Para quem está no domínio da educação é, muitas vezes, evidente
a falta de conexões entre os diferentes actores nele implicados. Tem-se a impressão
de uma forte compartimentação de discursos, debates e decisões.
Sendo a educação importante e significativa para todos, espera-se
que estejam no mesmo vector de entendimento, as decisões políticas ? a investigação
e o pensamento teórico ? a formação dos docentes - a acção dos professores ?
as expectativas da sociedade civil, famílias e alunos. Embora cada nível tenha
uma função específica no sistema educativo, usando discursos específicos, parecem
indispensáveis zonas de interface comunicativo entre eles, de modo torná-los
compreensíveis para todos, clarificar finalidades e processos, encadear acções e
ajustá-las às expectativas dos mais directamente interessados nos produtos da
educação.
Aqueles ruídos na comunicação são particularmente evidentes entre (a) o nível
de decisão e planeamento, por um lado, e a sociedade civil, as escolas e professores,
pelo outro; (b) o nível académico e de investigação e a decisão política, as
escolas e os professores ; (c) as escolas e os professores e a comunidade/famílias.
A dificuldade de comunicação escola-família é clássica e tem sido objecto
de muitos debates e investigações, mas os resultados surgem pouco generalizados,
eficazes e convictos. As causas são complexas e não cabe neste pequeno texto
discuti-las. Mas certamente que a fragilidade dos outros elos de comunicação;
a crescente complexidade social, étnica e cultural das famílias dos alunos ;
a suas diferentes expectativas ; e a persistência de culturas de escola
e de professores demasiado auto-centradas, são importantes resistências a essa
comunicação.
Os baixos resultados dos alunos portugueses em estudos comparativos internacionais
e o debate em torno dos rankings de escolas, levantam questões essenciais
acerca do funcionamento da cadeia do processo que gera resultados tão pouco
animadores. Centrar as insuficências das aquisições dos alunos nos professores
é, nitidamente, uma atitude de afastamento das responsabilidades. Eles são,
de facto, o elo essencial do processo educativo, mas a sua acção reflecte complexas
condições envolventes e as insuficiências das etapas anteriores do processo.

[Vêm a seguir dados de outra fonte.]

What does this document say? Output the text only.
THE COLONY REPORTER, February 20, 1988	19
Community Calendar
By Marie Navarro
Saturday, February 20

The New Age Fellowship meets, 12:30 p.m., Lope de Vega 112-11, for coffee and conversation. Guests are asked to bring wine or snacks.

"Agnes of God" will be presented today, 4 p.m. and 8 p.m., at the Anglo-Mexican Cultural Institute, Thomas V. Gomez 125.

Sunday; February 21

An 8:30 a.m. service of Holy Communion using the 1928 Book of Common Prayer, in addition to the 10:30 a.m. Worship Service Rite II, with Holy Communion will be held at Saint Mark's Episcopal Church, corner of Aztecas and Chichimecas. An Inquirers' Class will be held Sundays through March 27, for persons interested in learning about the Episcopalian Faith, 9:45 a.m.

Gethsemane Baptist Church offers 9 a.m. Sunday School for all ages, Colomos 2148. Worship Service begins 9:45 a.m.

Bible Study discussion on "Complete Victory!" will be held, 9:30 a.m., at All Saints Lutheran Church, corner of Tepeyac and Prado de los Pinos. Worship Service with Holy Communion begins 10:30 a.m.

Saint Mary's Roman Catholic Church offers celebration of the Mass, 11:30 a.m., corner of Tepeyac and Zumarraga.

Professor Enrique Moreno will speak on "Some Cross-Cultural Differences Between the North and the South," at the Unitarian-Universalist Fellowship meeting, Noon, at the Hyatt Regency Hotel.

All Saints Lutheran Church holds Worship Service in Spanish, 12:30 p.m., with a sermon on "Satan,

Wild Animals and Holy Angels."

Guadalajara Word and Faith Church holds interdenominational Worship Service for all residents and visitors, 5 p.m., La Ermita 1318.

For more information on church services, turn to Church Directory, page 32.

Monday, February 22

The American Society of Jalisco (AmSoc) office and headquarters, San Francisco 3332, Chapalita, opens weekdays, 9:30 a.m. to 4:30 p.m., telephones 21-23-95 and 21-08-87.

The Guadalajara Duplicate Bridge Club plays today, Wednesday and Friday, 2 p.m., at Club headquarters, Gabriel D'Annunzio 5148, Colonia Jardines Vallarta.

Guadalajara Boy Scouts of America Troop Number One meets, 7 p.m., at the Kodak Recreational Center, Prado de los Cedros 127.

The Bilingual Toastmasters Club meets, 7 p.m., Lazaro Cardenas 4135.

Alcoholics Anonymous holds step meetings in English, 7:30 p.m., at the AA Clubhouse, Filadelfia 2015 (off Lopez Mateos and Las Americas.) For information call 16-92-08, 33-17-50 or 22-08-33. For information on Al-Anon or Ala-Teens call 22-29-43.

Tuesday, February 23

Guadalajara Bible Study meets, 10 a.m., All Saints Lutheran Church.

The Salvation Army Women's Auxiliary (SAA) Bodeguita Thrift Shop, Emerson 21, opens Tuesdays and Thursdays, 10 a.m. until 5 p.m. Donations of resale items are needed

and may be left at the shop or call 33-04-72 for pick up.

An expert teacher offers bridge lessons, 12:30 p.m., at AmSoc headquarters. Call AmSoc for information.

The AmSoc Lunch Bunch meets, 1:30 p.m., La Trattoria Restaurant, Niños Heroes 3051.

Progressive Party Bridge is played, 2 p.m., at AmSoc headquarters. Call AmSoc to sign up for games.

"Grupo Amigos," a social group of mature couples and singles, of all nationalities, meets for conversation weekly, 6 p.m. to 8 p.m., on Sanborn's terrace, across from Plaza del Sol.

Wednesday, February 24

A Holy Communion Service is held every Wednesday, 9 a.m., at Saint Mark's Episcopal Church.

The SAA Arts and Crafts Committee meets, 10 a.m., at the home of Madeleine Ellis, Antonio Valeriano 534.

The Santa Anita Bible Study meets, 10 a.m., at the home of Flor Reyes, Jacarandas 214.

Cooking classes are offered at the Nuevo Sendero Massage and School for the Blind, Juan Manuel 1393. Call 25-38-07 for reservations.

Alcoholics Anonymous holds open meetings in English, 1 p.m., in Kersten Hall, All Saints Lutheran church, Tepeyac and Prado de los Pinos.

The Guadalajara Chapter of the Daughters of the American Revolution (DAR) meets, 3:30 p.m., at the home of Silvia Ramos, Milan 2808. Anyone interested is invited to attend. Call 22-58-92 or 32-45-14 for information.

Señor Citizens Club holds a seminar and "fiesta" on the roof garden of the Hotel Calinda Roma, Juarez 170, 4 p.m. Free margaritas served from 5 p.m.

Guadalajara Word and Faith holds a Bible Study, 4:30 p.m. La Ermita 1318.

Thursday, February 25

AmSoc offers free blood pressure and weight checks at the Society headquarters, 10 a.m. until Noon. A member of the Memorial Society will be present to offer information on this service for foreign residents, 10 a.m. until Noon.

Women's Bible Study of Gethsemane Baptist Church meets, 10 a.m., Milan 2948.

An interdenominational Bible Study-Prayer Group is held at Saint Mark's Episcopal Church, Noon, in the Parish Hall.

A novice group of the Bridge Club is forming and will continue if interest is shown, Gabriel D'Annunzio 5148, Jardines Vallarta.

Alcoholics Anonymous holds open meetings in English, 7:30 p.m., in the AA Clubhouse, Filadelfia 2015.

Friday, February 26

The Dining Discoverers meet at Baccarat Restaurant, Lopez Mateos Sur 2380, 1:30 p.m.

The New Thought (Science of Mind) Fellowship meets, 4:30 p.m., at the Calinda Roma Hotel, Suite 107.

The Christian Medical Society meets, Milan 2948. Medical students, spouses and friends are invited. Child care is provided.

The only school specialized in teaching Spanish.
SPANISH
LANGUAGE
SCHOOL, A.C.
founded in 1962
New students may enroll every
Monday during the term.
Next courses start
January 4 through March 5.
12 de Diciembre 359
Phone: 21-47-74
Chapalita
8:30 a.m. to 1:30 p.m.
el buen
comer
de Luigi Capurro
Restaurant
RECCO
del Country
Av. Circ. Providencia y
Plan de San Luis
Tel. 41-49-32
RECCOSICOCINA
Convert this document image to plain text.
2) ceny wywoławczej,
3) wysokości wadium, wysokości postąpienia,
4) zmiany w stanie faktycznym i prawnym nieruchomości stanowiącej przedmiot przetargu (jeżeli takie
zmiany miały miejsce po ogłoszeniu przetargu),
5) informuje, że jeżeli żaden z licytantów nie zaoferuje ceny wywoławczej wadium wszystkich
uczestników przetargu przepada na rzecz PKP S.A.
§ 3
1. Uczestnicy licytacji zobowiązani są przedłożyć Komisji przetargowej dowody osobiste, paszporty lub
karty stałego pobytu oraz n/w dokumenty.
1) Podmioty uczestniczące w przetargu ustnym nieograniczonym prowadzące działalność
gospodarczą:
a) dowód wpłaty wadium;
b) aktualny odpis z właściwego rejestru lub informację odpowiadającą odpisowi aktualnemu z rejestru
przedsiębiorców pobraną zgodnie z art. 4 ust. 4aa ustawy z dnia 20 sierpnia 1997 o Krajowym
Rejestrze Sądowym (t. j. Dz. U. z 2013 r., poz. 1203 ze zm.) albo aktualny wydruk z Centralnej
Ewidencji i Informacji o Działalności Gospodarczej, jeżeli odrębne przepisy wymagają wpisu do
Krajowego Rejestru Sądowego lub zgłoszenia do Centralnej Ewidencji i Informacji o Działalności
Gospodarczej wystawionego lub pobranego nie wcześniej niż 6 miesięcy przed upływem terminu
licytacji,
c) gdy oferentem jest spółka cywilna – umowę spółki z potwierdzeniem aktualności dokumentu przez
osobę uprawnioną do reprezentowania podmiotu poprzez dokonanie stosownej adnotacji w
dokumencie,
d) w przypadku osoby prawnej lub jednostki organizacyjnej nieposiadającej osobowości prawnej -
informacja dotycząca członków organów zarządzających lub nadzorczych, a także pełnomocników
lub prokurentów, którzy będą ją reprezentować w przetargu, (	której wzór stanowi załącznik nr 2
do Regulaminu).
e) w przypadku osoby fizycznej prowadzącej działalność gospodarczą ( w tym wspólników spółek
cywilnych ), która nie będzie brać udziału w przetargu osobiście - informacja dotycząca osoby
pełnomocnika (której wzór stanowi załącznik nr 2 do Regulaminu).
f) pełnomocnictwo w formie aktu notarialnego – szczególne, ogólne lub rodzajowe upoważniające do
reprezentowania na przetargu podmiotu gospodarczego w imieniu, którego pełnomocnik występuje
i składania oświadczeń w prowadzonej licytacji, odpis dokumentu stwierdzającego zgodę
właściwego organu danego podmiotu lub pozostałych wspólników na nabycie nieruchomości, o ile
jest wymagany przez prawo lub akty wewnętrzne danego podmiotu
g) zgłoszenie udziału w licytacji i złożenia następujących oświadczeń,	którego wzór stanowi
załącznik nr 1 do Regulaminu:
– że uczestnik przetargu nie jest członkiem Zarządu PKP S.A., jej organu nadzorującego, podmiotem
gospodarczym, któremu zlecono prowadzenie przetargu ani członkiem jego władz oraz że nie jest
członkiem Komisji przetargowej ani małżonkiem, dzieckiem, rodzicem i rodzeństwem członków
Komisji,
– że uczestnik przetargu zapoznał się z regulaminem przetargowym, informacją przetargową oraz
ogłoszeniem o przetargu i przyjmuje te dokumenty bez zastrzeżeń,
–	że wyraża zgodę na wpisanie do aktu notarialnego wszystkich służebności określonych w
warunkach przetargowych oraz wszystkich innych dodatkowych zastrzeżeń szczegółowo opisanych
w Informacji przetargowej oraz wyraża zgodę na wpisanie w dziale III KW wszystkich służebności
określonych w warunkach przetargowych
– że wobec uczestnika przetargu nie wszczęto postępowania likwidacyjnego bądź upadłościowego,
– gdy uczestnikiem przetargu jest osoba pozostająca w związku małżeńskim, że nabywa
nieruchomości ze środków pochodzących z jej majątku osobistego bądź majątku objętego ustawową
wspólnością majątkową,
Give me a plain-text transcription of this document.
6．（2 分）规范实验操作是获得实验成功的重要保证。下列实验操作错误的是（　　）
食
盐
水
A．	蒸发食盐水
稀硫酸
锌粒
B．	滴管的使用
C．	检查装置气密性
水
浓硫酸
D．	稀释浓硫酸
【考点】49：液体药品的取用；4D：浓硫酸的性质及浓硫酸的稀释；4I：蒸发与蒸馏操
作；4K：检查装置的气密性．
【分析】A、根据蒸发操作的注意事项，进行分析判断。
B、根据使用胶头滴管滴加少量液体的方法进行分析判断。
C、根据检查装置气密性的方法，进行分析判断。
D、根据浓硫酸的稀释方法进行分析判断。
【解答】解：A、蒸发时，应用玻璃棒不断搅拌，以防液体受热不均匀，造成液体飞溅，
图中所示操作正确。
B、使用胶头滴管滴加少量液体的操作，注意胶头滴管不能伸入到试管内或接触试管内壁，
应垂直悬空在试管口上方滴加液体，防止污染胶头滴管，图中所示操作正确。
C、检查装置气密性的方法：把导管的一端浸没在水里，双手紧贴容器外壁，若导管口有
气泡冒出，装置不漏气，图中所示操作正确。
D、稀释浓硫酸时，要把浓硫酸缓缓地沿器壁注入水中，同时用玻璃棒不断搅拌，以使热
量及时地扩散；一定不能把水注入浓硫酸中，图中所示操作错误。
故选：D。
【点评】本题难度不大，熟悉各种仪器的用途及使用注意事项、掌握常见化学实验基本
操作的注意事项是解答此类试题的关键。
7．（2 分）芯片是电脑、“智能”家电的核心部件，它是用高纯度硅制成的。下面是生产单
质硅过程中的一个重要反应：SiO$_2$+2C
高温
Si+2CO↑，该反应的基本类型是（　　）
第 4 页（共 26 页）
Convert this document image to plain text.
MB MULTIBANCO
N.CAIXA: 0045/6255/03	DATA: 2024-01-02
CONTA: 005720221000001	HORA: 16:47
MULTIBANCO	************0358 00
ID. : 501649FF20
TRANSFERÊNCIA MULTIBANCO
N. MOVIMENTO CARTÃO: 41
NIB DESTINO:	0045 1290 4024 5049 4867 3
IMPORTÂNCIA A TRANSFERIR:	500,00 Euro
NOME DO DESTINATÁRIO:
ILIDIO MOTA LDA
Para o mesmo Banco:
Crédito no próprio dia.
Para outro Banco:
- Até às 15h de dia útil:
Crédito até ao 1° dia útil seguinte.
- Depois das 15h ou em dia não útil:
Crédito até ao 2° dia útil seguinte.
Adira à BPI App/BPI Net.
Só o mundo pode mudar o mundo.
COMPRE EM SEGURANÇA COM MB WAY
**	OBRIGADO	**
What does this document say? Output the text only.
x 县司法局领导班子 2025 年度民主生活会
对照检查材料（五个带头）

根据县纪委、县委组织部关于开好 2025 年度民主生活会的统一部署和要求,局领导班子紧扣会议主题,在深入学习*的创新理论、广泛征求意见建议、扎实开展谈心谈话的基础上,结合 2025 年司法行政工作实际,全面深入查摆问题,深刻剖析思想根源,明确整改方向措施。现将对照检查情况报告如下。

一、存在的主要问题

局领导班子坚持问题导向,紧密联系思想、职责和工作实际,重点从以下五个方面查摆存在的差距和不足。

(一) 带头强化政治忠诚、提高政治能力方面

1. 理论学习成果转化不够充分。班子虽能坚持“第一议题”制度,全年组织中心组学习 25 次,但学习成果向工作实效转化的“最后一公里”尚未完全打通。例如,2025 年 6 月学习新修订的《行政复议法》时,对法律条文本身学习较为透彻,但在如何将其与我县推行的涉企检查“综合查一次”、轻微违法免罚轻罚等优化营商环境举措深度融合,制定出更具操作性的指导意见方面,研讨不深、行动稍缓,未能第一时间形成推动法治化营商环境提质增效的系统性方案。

Não é, também, possível ignorar o desconforto das famílias face aos baixos desempenhos
dos seus filhos, mesmo ao nível das competências básicas. Entenda-se que, para
uma grande parte da população portuguesa, a sua maior expectativa em relação
à escola básica é que ela comece por garantir o domínio das competências básicas
aos seus filhos. De facto, sem elas, não há sustentação para o desenvolvimento
das competências essenciais que essa mesma escola se propõe assegurar ao fim
de 9 anos.
No que se refere aos níveis de decisão e planeamento educacional, falta-lhes
uma sistemática sustentação em evidências tendo em maior conta os resultados
de investigações realizadas em contexto nacional, as escolas e os professores
e as expectativas da comunidade. Persiste a conveniência, de momento, das decisões
políticas e o seguidismo face às soluções dos outros, criando a ilusão de modernização
e avanços que finalmente não se revelam nos produtos atingidos. Falta ajustar
as finalidades e os processos a desenvolver às nossas especifidades e necessidades.
Nos últimos anos, o sistema educativo tem acolhido conceitos ? por ex. educação
inclusiva, educação intercultural, flexibilização curricular, curriculos alternativos,
autonomia, etc ? já desenvolvidos noutros países, com sentido prático e transformativo,
mas que, em Portugal, ainda estão longe de serem significativos e assimilados
por quem tem de os aplicar.
Ao frágil suporte, das decisões e planeamento, em evidências da investigação
educacional, acresce algum desinteresse da comunidade académica e de investigação
pelo processo de transferência dos resultados da investigação para contextos
educativos reais. Transferência realizada através de comunicações mais activas
com as escolas e professores ? projectos conjunto, formação, elaboração de materiais,
etc - que tornem compreensivos e significativos os resultados das investigações
a quem tem de os aplicar. Afirmava, num encontro sobre investigação educacional,
um professor universitário e investigador, que fora professor durante vários
anos no ensino básico, que não lhe cabia a ele fazer trabalho dessa natureza.
Confesso que estranhei o tom tão peremptório da afirmação. Não vou explicar
porquê. Mas quem melhor que professores-investigadores, que formam professores,
para adequarem os resultados das investigações, realizadas pela comunidade a
que pertencem, a discursos e práticas significativas para quem estão a formar?